Alone with my thoughts, I will question whether I did enough for my patients today. Familiar waves of stress, guilt, grief, doubt and failure will wash over me in a moment that's intense and overwhelming, then gone, locked away in a dark place with the others like it, each too numerous to count after a 30-year career as an emergency physician.
I wonder if it's just me, or do many of my colleagues spend nights tossing and turning too? Emergency medicine can be a turbulent and overwhelming field. Every day is hard and that takes an emotional toll. We make life-or-death decisions in a split second and we have to find ways to live with the consequences of each action we take. This affects us not just as physicians, but as people.
Numerous studies show that emergency physicians have historically higher rates of career burnout and post-traumatic stress disorder than other medical specialties. It's clear this job can take its toll, with data suggesting that, in the last year, as many as 6,000 emergency physicians have contemplated suicide and up to 400 have attempted to take their own life.
With a record number of COVID-19 cases in several new hot spots, it is reasonable to expect the strain on emergency physicians and hospitals to continue.
Admissions across Texas, Arizona and other states are soaring, testing our system's capacity. At the same time, communities across the country continue to reopen. Already stretched EDs across the country are preparing for another wave of positive cases that will create more challenges for everyone.
Emergency physicians like me will be at the bedside of people who may die without their friends and family close. And, when all our medical care fails, we try our best to grapple with our feelings of inadequacy and to provide whatever final moments of human-to-human comfort we can. Then when our day ends, many of us retreat to solitude as we isolate to protect our families. We are left alone to process the horrors of the most recent shift.
Working in the ED gives me a unique understanding of the resilience of the human body and spirit—but I also know its limits.
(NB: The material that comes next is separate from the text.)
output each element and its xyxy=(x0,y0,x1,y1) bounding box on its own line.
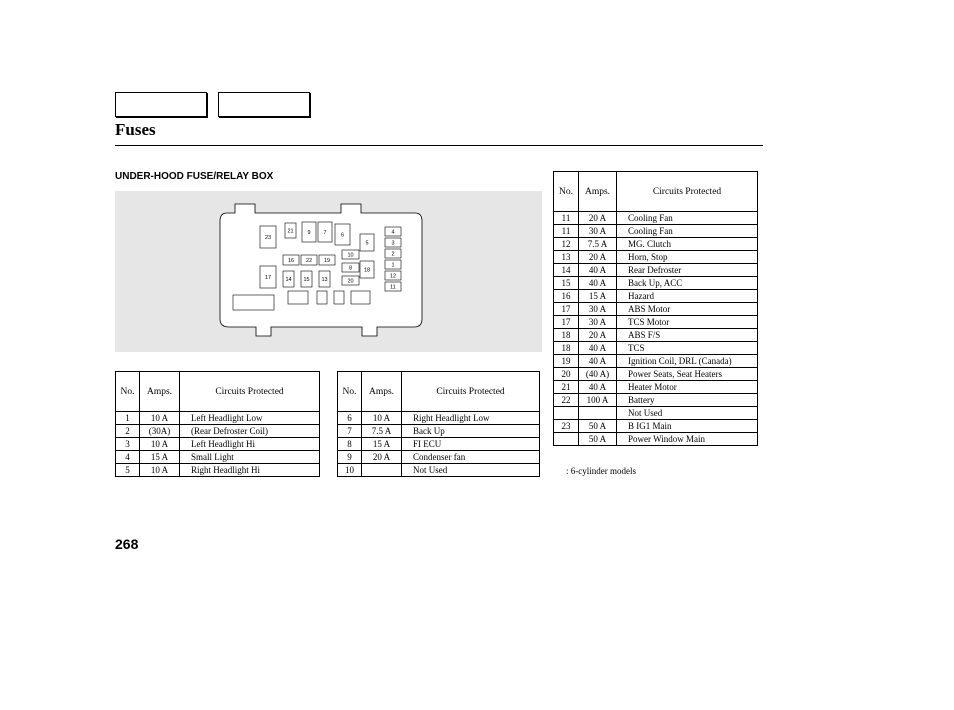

Healing is hard on its own, but it can be nearly impossible when we are forced to do it without professional help.
Despite the prevalence of depression, feelings of burnout and other mental illness, there is a legitimate fear of consequences that deter physicians from seeking the care they need, leaving many with no better option than suffering in silence.
Stigma prevents us from openly confronting our mental health concerns. Physicians should be able to prop each other up rather than stifle conversations about their experience. And our health systems could do more to help too.
It's past time that we take a constructive look at the role of mental illness in physician licensing laws, reporting requirements, credentialing and employment. Some state licensing boards continue to ask questions about physicians' mental health histories or past treatment and practicing physicians who have sought mental health treatment have faced discrimination with respect to receiving hospital credentials and privileges.
Recently, the American College of Emergency Physicians, alongside the American Medical Association, American Psychiatric Association, and more than 40 other leading medical associations, academics and psychiatry experts set forth recommendations on how we can remove the existing barriers to seeking treatment—including the fear of reprisal—and better encourage professional support and nonclinical mental health initiatives, such as peer support.
It's unethical to force physicians to choose between their career and their mental health.
Emergency physicians serve as sentinels of the nation's healthcare safety net, risking our physical and mental well-being to battle this pandemic. While we work on finding ways to better care for patients with COVID-19, I hope we also find a way to better care for the caregivers too.